Tuesday, June 16, 2009

Pipes not Poetry



The Digital Britain report is about pipes, not poetry, and spreads an underwhelming layer of digital varnish across a hopelessly wide range of services. It has stopped short of shoring up unsustainable businesses – Channel 4 and the BBC can form a partnership if they wish, but little pressure here and certainly no forced marriages. The BBC should be a public service partner to media companies, not a virulent competitor, says the report. There should be more focus on a new model for local news which will please some regional newspaper groups but will not begin to replace the money they have already lost and will continue to lose.

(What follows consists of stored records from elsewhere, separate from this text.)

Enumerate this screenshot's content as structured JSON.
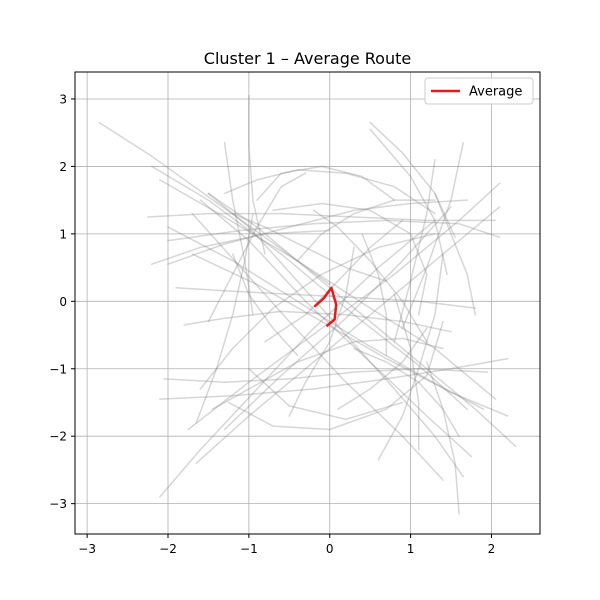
{
  "chart_data": {
    "type": "line",
    "title": "Cluster 1 – Average Route",
    "xlabel": "",
    "ylabel": "",
    "xlim": [
      -3.15,
      2.6
    ],
    "ylim": [
      -3.45,
      3.4
    ],
    "xticks": [
      -3,
      -2,
      -1,
      0,
      1,
      2
    ],
    "yticks": [
      -3,
      -2,
      -1,
      0,
      1,
      2,
      3
    ],
    "grid": true,
    "legend": {
      "placement": "top-right",
      "entries": [
        "Average"
      ]
    },
    "colors": {
      "routes": "#808080",
      "average": "#e41a1c",
      "grid": "#b0b0b0"
    },
    "series": [
      {
        "name": "Average",
        "points": [
          [
            -0.18,
            -0.07
          ],
          [
            -0.07,
            0.05
          ],
          [
            0.02,
            0.2
          ],
          [
            0.08,
            -0.05
          ],
          [
            0.06,
            -0.27
          ],
          [
            -0.03,
            -0.36
          ]
        ]
      }
    ],
    "routes": [
      [
        [
          -2.85,
          2.65
        ],
        [
          -2.2,
          2.15
        ],
        [
          -1.5,
          1.55
        ],
        [
          -0.8,
          0.95
        ],
        [
          0.0,
          0.25
        ]
      ],
      [
        [
          -2.2,
          2.0
        ],
        [
          -1.5,
          1.5
        ],
        [
          -0.6,
          0.7
        ],
        [
          0.3,
          -0.2
        ],
        [
          1.1,
          -0.95
        ],
        [
          1.7,
          -1.6
        ]
      ],
      [
        [
          -1.0,
          3.05
        ],
        [
          -1.0,
          2.3
        ],
        [
          -0.95,
          1.5
        ],
        [
          -0.8,
          0.7
        ]
      ],
      [
        [
          -1.3,
          2.35
        ],
        [
          -1.2,
          1.5
        ],
        [
          -1.05,
          0.6
        ],
        [
          -0.95,
          -0.2
        ]
      ],
      [
        [
          -2.1,
          1.8
        ],
        [
          -1.3,
          1.25
        ],
        [
          -0.4,
          0.6
        ],
        [
          0.5,
          -0.1
        ],
        [
          1.3,
          -0.7
        ],
        [
          2.05,
          -1.45
        ]
      ],
      [
        [
          -2.25,
          1.25
        ],
        [
          -1.5,
          1.3
        ],
        [
          -0.6,
          1.3
        ],
        [
          0.3,
          1.25
        ],
        [
          1.2,
          1.2
        ],
        [
          2.05,
          1.2
        ]
      ],
      [
        [
          -2.0,
          0.9
        ],
        [
          -1.1,
          1.05
        ],
        [
          -0.2,
          1.15
        ],
        [
          0.7,
          1.2
        ],
        [
          1.6,
          1.15
        ],
        [
          2.1,
          0.95
        ]
      ],
      [
        [
          -2.0,
          0.55
        ],
        [
          -1.3,
          0.85
        ],
        [
          -0.5,
          1.1
        ],
        [
          0.3,
          1.35
        ],
        [
          1.0,
          1.45
        ],
        [
          1.7,
          1.5
        ]
      ],
      [
        [
          -2.2,
          0.55
        ],
        [
          -1.6,
          0.8
        ],
        [
          -0.8,
          1.0
        ],
        [
          0.0,
          1.05
        ]
      ],
      [
        [
          -2.05,
          -1.15
        ],
        [
          -1.3,
          -1.2
        ],
        [
          -0.5,
          -1.15
        ],
        [
          0.3,
          -1.05
        ],
        [
          1.1,
          -1.0
        ],
        [
          1.95,
          -1.05
        ]
      ],
      [
        [
          -2.1,
          -1.45
        ],
        [
          -1.2,
          -1.4
        ],
        [
          -0.2,
          -1.3
        ],
        [
          0.7,
          -1.15
        ],
        [
          1.5,
          -1.0
        ],
        [
          2.2,
          -0.85
        ]
      ],
      [
        [
          -2.1,
          -2.9
        ],
        [
          -1.6,
          -2.2
        ],
        [
          -0.9,
          -1.3
        ],
        [
          -0.2,
          -0.4
        ],
        [
          0.6,
          0.5
        ],
        [
          1.3,
          1.2
        ]
      ],
      [
        [
          -1.65,
          -2.4
        ],
        [
          -1.0,
          -1.7
        ],
        [
          -0.2,
          -0.9
        ],
        [
          0.6,
          -0.1
        ],
        [
          1.3,
          0.6
        ],
        [
          2.1,
          1.4
        ]
      ],
      [
        [
          -1.75,
          -1.9
        ],
        [
          -1.0,
          -1.2
        ],
        [
          -0.1,
          -0.4
        ],
        [
          0.8,
          0.4
        ],
        [
          1.6,
          1.2
        ],
        [
          2.1,
          1.75
        ]
      ],
      [
        [
          -1.3,
          -1.9
        ],
        [
          -0.6,
          -1.1
        ],
        [
          0.2,
          -0.25
        ],
        [
          0.9,
          0.6
        ],
        [
          1.5,
          1.4
        ]
      ],
      [
        [
          0.5,
          2.65
        ],
        [
          0.9,
          2.2
        ],
        [
          1.3,
          1.6
        ],
        [
          1.55,
          0.95
        ]
      ],
      [
        [
          0.5,
          2.55
        ],
        [
          1.0,
          1.85
        ],
        [
          1.3,
          1.2
        ],
        [
          1.45,
          0.4
        ]
      ],
      [
        [
          1.65,
          2.35
        ],
        [
          1.5,
          1.5
        ],
        [
          1.2,
          0.5
        ],
        [
          0.9,
          -0.4
        ]
      ],
      [
        [
          1.3,
          2.1
        ],
        [
          1.2,
          1.3
        ],
        [
          1.0,
          0.3
        ],
        [
          0.8,
          -0.6
        ]
      ],
      [
        [
          1.6,
          -3.15
        ],
        [
          1.55,
          -2.4
        ],
        [
          1.4,
          -1.6
        ],
        [
          1.2,
          -0.9
        ]
      ],
      [
        [
          1.65,
          -2.6
        ],
        [
          1.3,
          -2.0
        ],
        [
          0.8,
          -1.3
        ],
        [
          0.2,
          -0.5
        ],
        [
          -0.4,
          0.3
        ],
        [
          -1.0,
          1.1
        ],
        [
          -1.5,
          1.6
        ]
      ],
      [
        [
          1.4,
          -2.65
        ],
        [
          0.9,
          -2.0
        ],
        [
          0.2,
          -1.2
        ],
        [
          -0.5,
          -0.3
        ],
        [
          -1.1,
          0.5
        ],
        [
          -1.7,
          1.3
        ]
      ],
      [
        [
          1.75,
          -2.3
        ],
        [
          1.2,
          -1.7
        ],
        [
          0.5,
          -0.9
        ],
        [
          -0.3,
          0.0
        ],
        [
          -1.0,
          0.9
        ],
        [
          -1.6,
          1.5
        ]
      ],
      [
        [
          0.6,
          -2.35
        ],
        [
          0.9,
          -1.7
        ],
        [
          1.1,
          -1.0
        ],
        [
          1.3,
          -0.2
        ],
        [
          1.4,
          0.7
        ]
      ],
      [
        [
          1.1,
          -2.2
        ],
        [
          1.1,
          -1.5
        ],
        [
          1.0,
          -0.7
        ],
        [
          0.8,
          0.1
        ]
      ],
      [
        [
          2.3,
          -2.15
        ],
        [
          1.8,
          -1.6
        ],
        [
          1.2,
          -1.0
        ],
        [
          0.5,
          -0.3
        ],
        [
          -0.2,
          0.4
        ],
        [
          -0.9,
          1.1
        ],
        [
          -1.5,
          1.6
        ]
      ],
      [
        [
          2.2,
          -1.7
        ],
        [
          1.5,
          -1.35
        ],
        [
          0.7,
          -0.85
        ],
        [
          -0.1,
          -0.3
        ],
        [
          -0.9,
          0.25
        ],
        [
          -1.7,
          0.7
        ]
      ],
      [
        [
          1.9,
          -1.6
        ],
        [
          1.2,
          -1.15
        ],
        [
          0.4,
          -0.6
        ],
        [
          -0.4,
          0.0
        ],
        [
          -1.2,
          0.6
        ],
        [
          -2.0,
          1.1
        ]
      ],
      [
        [
          -1.3,
          1.6
        ],
        [
          -0.9,
          1.8
        ],
        [
          -0.4,
          1.95
        ],
        [
          0.2,
          1.9
        ],
        [
          0.8,
          1.7
        ],
        [
          1.3,
          1.3
        ]
      ],
      [
        [
          -0.9,
          1.5
        ],
        [
          -0.6,
          1.9
        ],
        [
          -0.1,
          2.0
        ],
        [
          0.4,
          1.85
        ],
        [
          0.8,
          1.5
        ]
      ],
      [
        [
          -1.5,
          -0.3
        ],
        [
          -1.2,
          0.4
        ],
        [
          -0.9,
          1.1
        ],
        [
          -0.6,
          1.7
        ],
        [
          -0.3,
          1.9
        ]
      ],
      [
        [
          -1.25,
          -1.5
        ],
        [
          -0.7,
          -1.85
        ],
        [
          0.0,
          -1.9
        ],
        [
          0.7,
          -1.6
        ],
        [
          1.2,
          -1.1
        ],
        [
          1.4,
          -0.3
        ]
      ],
      [
        [
          -1.0,
          -1.0
        ],
        [
          -0.5,
          -1.55
        ],
        [
          0.2,
          -1.75
        ],
        [
          0.9,
          -1.5
        ]
      ],
      [
        [
          -0.5,
          -1.7
        ],
        [
          -0.3,
          -1.2
        ],
        [
          0.0,
          -0.6
        ],
        [
          0.2,
          0.1
        ],
        [
          0.3,
          0.8
        ]
      ],
      [
        [
          -0.7,
          1.35
        ],
        [
          -0.1,
          1.45
        ],
        [
          0.5,
          1.35
        ],
        [
          1.0,
          1.0
        ],
        [
          1.2,
          0.4
        ],
        [
          1.1,
          -0.2
        ]
      ],
      [
        [
          -1.8,
          -0.35
        ],
        [
          -1.3,
          -0.25
        ],
        [
          -0.6,
          -0.15
        ],
        [
          0.2,
          -0.2
        ],
        [
          0.9,
          -0.3
        ],
        [
          1.5,
          -0.45
        ]
      ],
      [
        [
          -1.9,
          0.2
        ],
        [
          -1.2,
          0.15
        ],
        [
          -0.4,
          0.1
        ],
        [
          0.4,
          0.05
        ],
        [
          1.1,
          0.0
        ],
        [
          1.8,
          -0.1
        ]
      ],
      [
        [
          -1.65,
          -1.8
        ],
        [
          -1.4,
          -1.0
        ],
        [
          -1.2,
          -0.2
        ],
        [
          -1.05,
          0.6
        ],
        [
          -0.95,
          1.3
        ]
      ],
      [
        [
          -1.45,
          -1.6
        ],
        [
          -1.0,
          -1.3
        ],
        [
          -0.4,
          -0.9
        ],
        [
          0.3,
          -0.6
        ],
        [
          0.9,
          -0.55
        ],
        [
          1.4,
          -0.7
        ]
      ],
      [
        [
          -1.6,
          -1.3
        ],
        [
          -1.2,
          -0.7
        ],
        [
          -0.7,
          -0.1
        ],
        [
          -0.1,
          0.4
        ],
        [
          0.6,
          0.8
        ],
        [
          1.3,
          1.0
        ]
      ],
      [
        [
          -0.2,
          1.35
        ],
        [
          0.1,
          1.1
        ],
        [
          0.5,
          0.6
        ],
        [
          0.9,
          0.0
        ],
        [
          1.2,
          -0.6
        ]
      ],
      [
        [
          0.9,
          1.2
        ],
        [
          0.5,
          0.8
        ],
        [
          0.1,
          0.3
        ],
        [
          -0.3,
          -0.2
        ],
        [
          -0.8,
          -0.6
        ]
      ],
      [
        [
          0.3,
          -0.7
        ],
        [
          0.7,
          -0.9
        ],
        [
          1.1,
          -1.2
        ],
        [
          1.4,
          -1.6
        ],
        [
          1.6,
          -2.0
        ]
      ],
      [
        [
          0.1,
          -1.6
        ],
        [
          0.5,
          -1.3
        ],
        [
          0.9,
          -0.9
        ],
        [
          1.2,
          -0.4
        ]
      ],
      [
        [
          -0.4,
          0.6
        ],
        [
          -0.1,
          1.0
        ],
        [
          0.3,
          1.3
        ],
        [
          0.8,
          1.5
        ],
        [
          1.3,
          1.5
        ]
      ],
      [
        [
          -1.2,
          1.3
        ],
        [
          -0.8,
          1.1
        ],
        [
          -0.3,
          0.8
        ],
        [
          0.2,
          0.5
        ],
        [
          0.7,
          0.3
        ]
      ],
      [
        [
          0.4,
          1.0
        ],
        [
          0.6,
          0.4
        ],
        [
          0.7,
          -0.2
        ],
        [
          0.7,
          -0.8
        ]
      ],
      [
        [
          -0.4,
          -0.8
        ],
        [
          -0.7,
          -0.4
        ],
        [
          -1.0,
          0.1
        ],
        [
          -1.2,
          0.7
        ]
      ],
      [
        [
          1.3,
          1.6
        ],
        [
          1.5,
          1.0
        ],
        [
          1.7,
          0.4
        ],
        [
          1.8,
          -0.2
        ]
      ]
    ]
  }
}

It isn't much of an electrifying vision, more a well-intentioned attempt to square the impossible circle of supporting innovation and disruption while exercising crowd control so the feeble and ailing don't all get trampled in the rush. Those who might be classified as "at risk" which includes the majority of existing UK media brands in one way or another, might all find a crumb of comfort somewhere in the 237 pages, but there is nothing here likely to sustain those who are unable or unwilling to institute some fairly radical self-help.

From Emily Bell in the Guardian.

So how does the radical "self help" begin? Now there's the question. Particularly taken with the NESTA stuff in DB. "Test-beds" et al. More, later. To go poetry rather than pipe, this report is for recollection in tranquility, not shrill blasts.